FIGURE 1.

GPBP binds to hBVR in HEK293A cells. a, a GST pulldown assay is shown. HEK293A cells were transfected with the pcDNA3-expression plasmid encoding GPBP. One day after DNA addition, cell lysates were prepared and subjected to a GST pulldown assay using either GST-hBVR or GST alone. The membrane was sequentially probed with anti-GPBP and anti-hBVR antibodies. b, co-IP of GPBP and hBVR detected by hBVR antibody is shown. Lysate prepared from cells co-transfected with pcDNA3-hBVR and pcDNA3-GPBP was immunoprecipitated with an anti-hBVR antibody or with control rabbit IgG. The precipitate was subjected to Western blot analysis by sequentially probing the membrane with anti-GPBP and anti-hBVR antibodies. c, co-IP of GPBP and hBVR as detected by GPBP antibody is shown. The same cell lysates were immunoprecipitated using anti-GPBP antibody or control rabbit IgG and analyzed as in b. d, cross-linking of GPBP and hBVR is shown.
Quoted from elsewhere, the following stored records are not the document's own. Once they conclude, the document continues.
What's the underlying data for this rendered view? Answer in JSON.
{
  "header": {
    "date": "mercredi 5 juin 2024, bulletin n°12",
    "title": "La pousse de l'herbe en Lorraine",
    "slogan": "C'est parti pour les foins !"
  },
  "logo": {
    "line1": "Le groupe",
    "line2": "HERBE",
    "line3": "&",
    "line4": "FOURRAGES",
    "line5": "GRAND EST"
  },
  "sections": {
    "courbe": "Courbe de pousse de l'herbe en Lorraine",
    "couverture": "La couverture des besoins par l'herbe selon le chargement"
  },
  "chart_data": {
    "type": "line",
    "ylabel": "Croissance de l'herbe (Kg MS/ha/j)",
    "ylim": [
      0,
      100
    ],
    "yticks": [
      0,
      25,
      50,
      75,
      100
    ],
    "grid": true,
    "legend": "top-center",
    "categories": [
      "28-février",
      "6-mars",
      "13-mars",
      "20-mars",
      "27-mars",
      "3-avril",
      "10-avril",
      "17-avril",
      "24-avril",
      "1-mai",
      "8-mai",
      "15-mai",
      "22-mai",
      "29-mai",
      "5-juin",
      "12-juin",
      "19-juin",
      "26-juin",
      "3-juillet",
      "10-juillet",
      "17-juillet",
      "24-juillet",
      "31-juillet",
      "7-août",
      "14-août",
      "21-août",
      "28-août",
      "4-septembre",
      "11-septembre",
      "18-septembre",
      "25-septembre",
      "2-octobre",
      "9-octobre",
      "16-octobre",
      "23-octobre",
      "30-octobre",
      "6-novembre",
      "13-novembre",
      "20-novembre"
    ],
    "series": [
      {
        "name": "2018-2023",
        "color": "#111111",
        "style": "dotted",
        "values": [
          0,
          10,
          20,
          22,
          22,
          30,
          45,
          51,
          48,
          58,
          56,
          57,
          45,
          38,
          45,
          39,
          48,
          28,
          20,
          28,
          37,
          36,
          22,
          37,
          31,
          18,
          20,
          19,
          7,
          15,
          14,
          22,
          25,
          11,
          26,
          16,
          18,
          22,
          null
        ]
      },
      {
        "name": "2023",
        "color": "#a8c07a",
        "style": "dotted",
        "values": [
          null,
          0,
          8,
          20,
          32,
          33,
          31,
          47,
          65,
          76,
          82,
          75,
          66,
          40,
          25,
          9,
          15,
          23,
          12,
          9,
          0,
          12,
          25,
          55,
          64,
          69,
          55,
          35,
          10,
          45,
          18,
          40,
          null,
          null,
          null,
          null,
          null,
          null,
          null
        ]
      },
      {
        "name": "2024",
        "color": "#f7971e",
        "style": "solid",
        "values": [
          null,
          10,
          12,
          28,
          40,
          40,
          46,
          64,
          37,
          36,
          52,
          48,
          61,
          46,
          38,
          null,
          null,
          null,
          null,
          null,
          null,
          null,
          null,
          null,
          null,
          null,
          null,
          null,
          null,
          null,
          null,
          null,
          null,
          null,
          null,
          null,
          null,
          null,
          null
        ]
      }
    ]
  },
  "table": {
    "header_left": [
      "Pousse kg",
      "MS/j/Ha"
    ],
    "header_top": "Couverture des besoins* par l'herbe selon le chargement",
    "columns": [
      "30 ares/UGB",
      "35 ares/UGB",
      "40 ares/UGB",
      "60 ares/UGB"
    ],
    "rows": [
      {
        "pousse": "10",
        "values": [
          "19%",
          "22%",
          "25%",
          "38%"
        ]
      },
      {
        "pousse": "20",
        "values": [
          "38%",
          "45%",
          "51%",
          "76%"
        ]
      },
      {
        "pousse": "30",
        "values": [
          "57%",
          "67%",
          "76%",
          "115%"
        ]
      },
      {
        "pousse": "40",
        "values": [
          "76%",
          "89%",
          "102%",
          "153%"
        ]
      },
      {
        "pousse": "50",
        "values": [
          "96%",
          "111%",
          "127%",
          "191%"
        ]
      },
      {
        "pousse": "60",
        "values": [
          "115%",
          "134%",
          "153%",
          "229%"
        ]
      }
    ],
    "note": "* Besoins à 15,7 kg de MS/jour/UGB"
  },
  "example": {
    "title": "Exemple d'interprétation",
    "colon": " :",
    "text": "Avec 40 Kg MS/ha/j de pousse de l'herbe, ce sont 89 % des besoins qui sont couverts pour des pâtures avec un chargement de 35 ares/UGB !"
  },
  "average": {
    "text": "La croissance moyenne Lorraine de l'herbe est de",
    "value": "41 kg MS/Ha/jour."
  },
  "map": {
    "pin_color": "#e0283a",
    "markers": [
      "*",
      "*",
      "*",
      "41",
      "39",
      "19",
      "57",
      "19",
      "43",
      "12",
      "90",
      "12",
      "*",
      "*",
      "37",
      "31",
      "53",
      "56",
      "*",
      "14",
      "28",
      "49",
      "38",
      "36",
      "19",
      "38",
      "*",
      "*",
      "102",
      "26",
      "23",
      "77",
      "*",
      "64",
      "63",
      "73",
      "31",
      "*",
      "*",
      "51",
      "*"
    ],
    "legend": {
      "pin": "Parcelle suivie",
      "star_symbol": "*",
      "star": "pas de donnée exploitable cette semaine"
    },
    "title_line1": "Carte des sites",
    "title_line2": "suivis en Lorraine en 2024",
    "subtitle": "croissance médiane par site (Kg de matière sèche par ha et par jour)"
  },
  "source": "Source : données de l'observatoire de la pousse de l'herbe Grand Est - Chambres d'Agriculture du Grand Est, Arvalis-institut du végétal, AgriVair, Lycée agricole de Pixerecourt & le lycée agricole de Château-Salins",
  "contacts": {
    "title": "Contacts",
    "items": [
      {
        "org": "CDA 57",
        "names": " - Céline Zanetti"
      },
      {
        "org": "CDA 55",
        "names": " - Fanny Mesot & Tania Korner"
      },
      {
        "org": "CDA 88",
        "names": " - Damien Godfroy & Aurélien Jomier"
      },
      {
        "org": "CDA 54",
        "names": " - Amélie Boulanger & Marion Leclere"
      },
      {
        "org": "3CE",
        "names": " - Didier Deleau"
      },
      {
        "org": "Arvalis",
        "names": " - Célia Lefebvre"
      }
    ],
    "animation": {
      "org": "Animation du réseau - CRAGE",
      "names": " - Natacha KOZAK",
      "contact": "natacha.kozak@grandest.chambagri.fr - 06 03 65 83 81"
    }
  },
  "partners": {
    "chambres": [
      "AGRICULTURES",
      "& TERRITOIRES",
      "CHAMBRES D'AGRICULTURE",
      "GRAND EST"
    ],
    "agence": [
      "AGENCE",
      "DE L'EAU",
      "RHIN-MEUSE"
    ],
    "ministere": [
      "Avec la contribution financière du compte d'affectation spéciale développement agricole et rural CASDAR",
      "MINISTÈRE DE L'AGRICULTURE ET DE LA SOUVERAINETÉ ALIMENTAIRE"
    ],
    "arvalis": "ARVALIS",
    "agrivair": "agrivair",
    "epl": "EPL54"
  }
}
HEK293A cells were cross-linked with formaldehyde, and cell extracts were immunoprecipitated with protein A-Sepharose after incubation with or without the indicated GPBP-specific antibodies. The input lane shows the presence of both GPBP (and/or the closely migrating GPBPΔ26) and BVR. The immunoprecipitates were resolved by gel electrophoresis, and the Western blot was probed with biotinylated N27 antibody or anti-BVR. In the competition experiment, anti-BVR binding was blocked by the addition of recombinant hBVR. In a–d, detection was by secondary antibody conjugate followed by ECL. Purified preparations of GST-hBVR (BVR-st) and GPBP were included as controls (GPBP-st).